From 1830 to 1835 Newbold was quartermaster and interpreter to his regiment. Moved to Malacca in 1832, he became lieutenant in 1834. While in command of the port at Lingy, he detained a boat supplying a belligerent, in a conflict in relation to which government of Malacca desired to maintain a strict neutrality. On his prosecution by the owner, the legality of the seizure could not be maintained; but Newbold's conduct was approved by the court, and he was reimbursed his expenses. Arriving at the presidency with a detachment of his corps in August 1835, he was approved aide-de-camp to Brigadier-general E. W. Wilson, C.B., commanding the ceded districts, an appointment which he held until 1840. He was appointed deputy assistant quartermaster-general for the division in 1838, and deputy assistant adjutant-general and postmaster to the field force in the ceded districts in 1839.

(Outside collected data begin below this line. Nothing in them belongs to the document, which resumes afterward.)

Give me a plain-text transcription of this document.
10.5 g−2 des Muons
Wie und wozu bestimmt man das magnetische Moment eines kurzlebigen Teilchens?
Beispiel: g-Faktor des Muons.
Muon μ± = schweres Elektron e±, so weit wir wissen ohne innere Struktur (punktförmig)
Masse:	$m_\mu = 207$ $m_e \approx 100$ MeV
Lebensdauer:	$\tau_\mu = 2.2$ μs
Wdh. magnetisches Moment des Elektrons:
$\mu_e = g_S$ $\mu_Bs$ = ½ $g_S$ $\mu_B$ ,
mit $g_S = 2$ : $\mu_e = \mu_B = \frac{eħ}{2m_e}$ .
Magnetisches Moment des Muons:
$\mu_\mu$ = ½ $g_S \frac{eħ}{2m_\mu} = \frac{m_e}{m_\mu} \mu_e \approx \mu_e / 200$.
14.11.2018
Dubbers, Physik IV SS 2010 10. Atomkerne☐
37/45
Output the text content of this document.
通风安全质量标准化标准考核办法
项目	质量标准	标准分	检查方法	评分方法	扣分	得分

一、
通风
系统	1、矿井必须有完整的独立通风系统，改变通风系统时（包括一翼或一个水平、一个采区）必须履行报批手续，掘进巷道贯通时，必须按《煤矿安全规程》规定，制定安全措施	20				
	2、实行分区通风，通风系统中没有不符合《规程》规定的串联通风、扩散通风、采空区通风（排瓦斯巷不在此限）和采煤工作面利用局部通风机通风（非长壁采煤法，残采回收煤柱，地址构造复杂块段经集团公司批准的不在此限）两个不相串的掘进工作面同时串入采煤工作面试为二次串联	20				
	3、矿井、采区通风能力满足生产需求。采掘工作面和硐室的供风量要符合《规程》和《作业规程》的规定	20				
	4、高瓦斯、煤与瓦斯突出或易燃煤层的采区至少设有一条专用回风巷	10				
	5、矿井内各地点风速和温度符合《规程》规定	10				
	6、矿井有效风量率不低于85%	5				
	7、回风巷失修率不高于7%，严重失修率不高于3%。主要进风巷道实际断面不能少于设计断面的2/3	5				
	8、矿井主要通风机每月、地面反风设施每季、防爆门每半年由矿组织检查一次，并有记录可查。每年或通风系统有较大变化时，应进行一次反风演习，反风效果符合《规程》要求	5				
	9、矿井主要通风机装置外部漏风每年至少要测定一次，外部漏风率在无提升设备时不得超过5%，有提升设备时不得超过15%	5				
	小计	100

Newbold left India on leave of absence early in 1840, and visited Jebel Nákas ("Bell Mountain"), a tourist attraction in the Sinai Peninsula in June of that year. He was elected a member of the Asiatic Society on 5 June 1841, and during a residence of some months in England read several papers before the society.

Newbold was elected a Fellow of the Royal Society on 6 January 1842. He was promoted to the rank of captain on 12 April, and was recalled to India in May. Arriving at Madras, he was appointed assistant to the commission at Kurnool, and also to command the horse. He was assistant to the agent to the governor of Fort St. George at Kurnool and Bunganahilly from 1843 to 1848, when he was appointed assistant to the resident at Hyderabad. He was permitted to go to Egypt for two years in June 1845. He died at Mahabuleshwar on 29 May 1850.

==Works==
In the Royal Society's catalogue forty-six scientific papers are mentioned of which Newbold was the author. During his residence of three years in the Straits of Malacca, where he had constant contact with the Malayan peninsula, he accumulated material for papers contributed to the journals of the Asiatic societies of Bengal and Madras. These papers formed the basis of his Political and Statistical Account of the British Settlements in the Straits of Malacca … with a History of the Malayan States on the Peninsula of Malacca, London, 2 vols. 1839.

Newbold also investigated the mineral resources of India, and was an authority on the geology of Southern India, which he investigated with great thoroughness. He was among the first to describe Neolithic ashmounds from peninsular India. The results of his observations were published from time to time in scientific periodicals. He was also an oriental scholar, and studied Eastern poetry.